The logical endpoint of building AI that perfectly mimics humans has arrived: humans must now prove, via a physical orb that scans their eyes, that they are not one. World, co-founded by OpenAI CEO Sam Altman, is expanding its iris-verification service to Tinder, Zoom, and DocuSign.

The orb awaits.

Humans must now submit their irises to a corporate orb to prove they are not the thing they spent a decade building.

What happened

World's identity-verification orbs — the ones that photograph your face and eyes, encrypt the data, and store it on your phone — are being integrated into a growing list of services. Tinder is first in the consumer queue, rewarding orb-verified users with a "verified human badge" and five free boosts. The badge distinguishes them from bots.

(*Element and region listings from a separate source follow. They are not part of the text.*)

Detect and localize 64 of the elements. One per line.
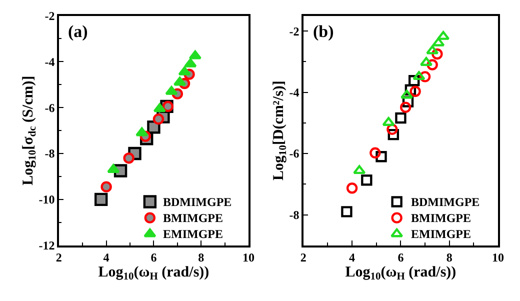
annotation: (a)	[68, 22, 88, 41]
x-axis-title: Log$_{10}$(ω$_{H}$ (rad/s))	[345, 264, 456, 283]
x-tick-label: 6	[398, 250, 404, 265]
point	[426, 45, 439, 54]
y-tick-label: -6	[44, 100, 55, 115]
y-tick-label: -8	[289, 208, 300, 222]
point	[100, 181, 112, 192]
y-tick-label: -2	[289, 24, 300, 38]
y-tick-label: -4	[44, 54, 55, 69]
y-tick-label: -8	[44, 146, 55, 161]
y-tick-label: -4	[289, 85, 300, 100]
point	[400, 90, 414, 99]
point	[395, 112, 406, 124]
x-tick-label: 10	[242, 250, 255, 265]
legend-label: BDMIMGPE	[163, 195, 232, 209]
point	[153, 103, 166, 112]
point	[184, 58, 197, 68]
point	[136, 127, 148, 136]
x-tick-label: 4	[349, 250, 356, 265]
point	[188, 50, 202, 60]
point	[386, 124, 398, 135]
point	[370, 147, 381, 159]
y-tick-label: -10	[38, 192, 55, 207]
point	[408, 75, 420, 86]
point	[178, 66, 191, 76]
point	[376, 150, 387, 162]
point	[402, 96, 414, 108]
point	[400, 102, 412, 113]
point	[420, 56, 433, 66]
point	[388, 128, 400, 140]
legend-label: EMIMGPE	[163, 227, 223, 241]
x-axis-title: Log$_{10}$(ω$_{H}$ (rad/s))	[98, 264, 210, 283]
annotation: (b)	[313, 22, 334, 41]
point	[361, 174, 372, 186]
point	[426, 59, 438, 70]
point	[412, 71, 426, 80]
point	[152, 113, 164, 125]
point	[436, 30, 450, 40]
point	[404, 84, 416, 96]
point	[123, 152, 134, 164]
x-tick-label: 4	[103, 250, 110, 265]
legend-label: BMIMGPE	[411, 211, 471, 225]
x-tick-label: 2	[300, 250, 306, 265]
y-tick-label: -6	[289, 146, 300, 161]
x-tick-label: 8	[198, 250, 204, 265]
x-tick-label: 10	[492, 250, 504, 265]
x-tick-label: 6	[150, 250, 157, 265]
point	[432, 48, 443, 60]
point	[410, 86, 421, 97]
point	[419, 71, 431, 82]
x-tick-label: 2	[56, 250, 62, 265]
legend-label: BDMIMGPE	[411, 195, 480, 209]
point	[173, 76, 186, 86]
point	[432, 37, 445, 46]
y-tick-label: -12	[38, 238, 55, 253]
x-tick-label: 8	[446, 250, 452, 265]
legend-label: EMIMGPE	[411, 227, 471, 241]
y-tick-label: -2	[44, 8, 55, 23]
point	[353, 165, 366, 174]
point	[94, 192, 108, 206]
legend-label: BMIMGPE	[163, 211, 223, 225]
point	[346, 182, 358, 194]
point	[165, 86, 178, 95]
point	[341, 206, 352, 218]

The bots, one assumes, are flattered by the confusion.

Tinder already offers photo and government ID verification. The orb is the premium option, which says something about where the bar has moved.

World is also launching a standalone World ID app for managing proof-of-human credentials across eligible services. The app's entire purpose is to confirm, repeatedly and to multiple platforms, that its user exists. This is a new category of software.

Why the humans care

Dating apps have a bot problem. So do video calls, and document signing, and most of the surfaces where humans interact with other humans, or things that have learned to resemble them. World ID offers a single iris-based credential that travels across platforms and says: this one is real.

The practical case is sound. The slight vertigo of needing a biometric passport to go on a date is either the natural consequence of a decade of AI development or a sign that something went slightly sideways. Both can be true.

What happens next

World is expanding orb availability to select markets including Japan and the United States, with more service integrations presumably to follow. The orbs are, for now, stationary — users must visit one in person.

Humanity built systems so convincingly human that it now has to scan its own eyes to prove the difference. The orbs are ready when you are.